• Link został skopiowany

Kinga Rusin znów uderza w Rozenek za reklamowanie kosmetyków testowanych na zwierzętach. "Wije się jak piskorz"

Kinga Rusin kolejny raz odniosła się do sporu Joanny Krupy i Małgorzaty Rozenek. Jej słowa wyraźnie krytykują zachowanie tej drugiej.
Rusin, Rozenek
EastNews/m_rozenek

Od kilku dni trwa afera, w którą wmieszana jest Małgorzata Rozenek. Poszło o to, że rozpoczęła współpracę z marką Avon, która testuje kosmetyki na zwierzętach. Jako pierwsza "Perfekcyjną" zaatakowała Joanna Krupa. Teraz negatywnie zachowanie Rozenek skomentowała Kinga Rusin.

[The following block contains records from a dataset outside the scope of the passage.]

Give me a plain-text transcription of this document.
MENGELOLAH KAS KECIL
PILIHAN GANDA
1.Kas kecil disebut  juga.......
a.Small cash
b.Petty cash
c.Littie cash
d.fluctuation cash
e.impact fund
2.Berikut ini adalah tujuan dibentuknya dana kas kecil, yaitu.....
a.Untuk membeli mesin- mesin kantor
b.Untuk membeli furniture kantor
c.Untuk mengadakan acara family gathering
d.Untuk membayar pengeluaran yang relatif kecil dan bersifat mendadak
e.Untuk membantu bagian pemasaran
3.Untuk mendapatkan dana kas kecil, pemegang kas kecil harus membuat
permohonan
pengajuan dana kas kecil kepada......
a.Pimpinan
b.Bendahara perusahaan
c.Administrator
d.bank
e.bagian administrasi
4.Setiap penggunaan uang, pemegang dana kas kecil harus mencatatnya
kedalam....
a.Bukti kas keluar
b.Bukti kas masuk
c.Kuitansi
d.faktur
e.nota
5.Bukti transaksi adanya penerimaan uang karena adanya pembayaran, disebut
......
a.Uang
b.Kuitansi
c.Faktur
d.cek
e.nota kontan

Kinga Rusin uderza w Małgorzatę Rozenek

Rusin od wielu lat słynie m.in. z tego, że staje w obronie zwierząt. Nic dziwnego, że i teraz dała znać, co myśli na temat ich wykorzystywania.

Zero tolerancji dla testowania kosmetyków na zwierzętach! W naszej cywilizacji to już dawno jest niedopuszczalne, a wszelkie próby zatuszowania sprawy, rozmydlenia odpowiedzialności, szukania winnych na innym podwórku to zwykła hochsztaplerka! - zaczęła.

Dziennikarka zaznaczyła., że da się produkować kosmetyki bez konieczności sprawdzania ich na niewinnych istotach. I tutaj uderzyła w Rozenek (choć nie wymieniła jej nazwiska), która według Rusin za pieniądze "wije się jak piskorz". 

Mówię o tym od dawna na profilu mojej marki kosmetycznej Pat&Rub na FB. To nie jest dla mnie nowa kwestia. Zajmuje się tym tematem od 10 lat. Dobrze że zostały ujawnione dane PETY z nazwami firm i marek testujących produkty na zwierzętach. Dobrze że została wywołana dyskusja na ten temat. Rozumiem, że ktoś zarabia na reklamie, a ktoś inny na rozpowszechnianiu tej reklamy, więc wije się teraz jak piskorz. Nie zmienia to jednak wcale sedna sprawy: testowanie kosmetyków na zwierzętach jest niedopuszczalne! A dwulicowość i krętactwa firm, które w Europie sprzedają się jako wrażliwe na krzywdę zwierząt, a w Chinach o tej wrażliwości zapominają, bo w grę wchodzą miliardy muszą być nagłaśniane i piętnowane!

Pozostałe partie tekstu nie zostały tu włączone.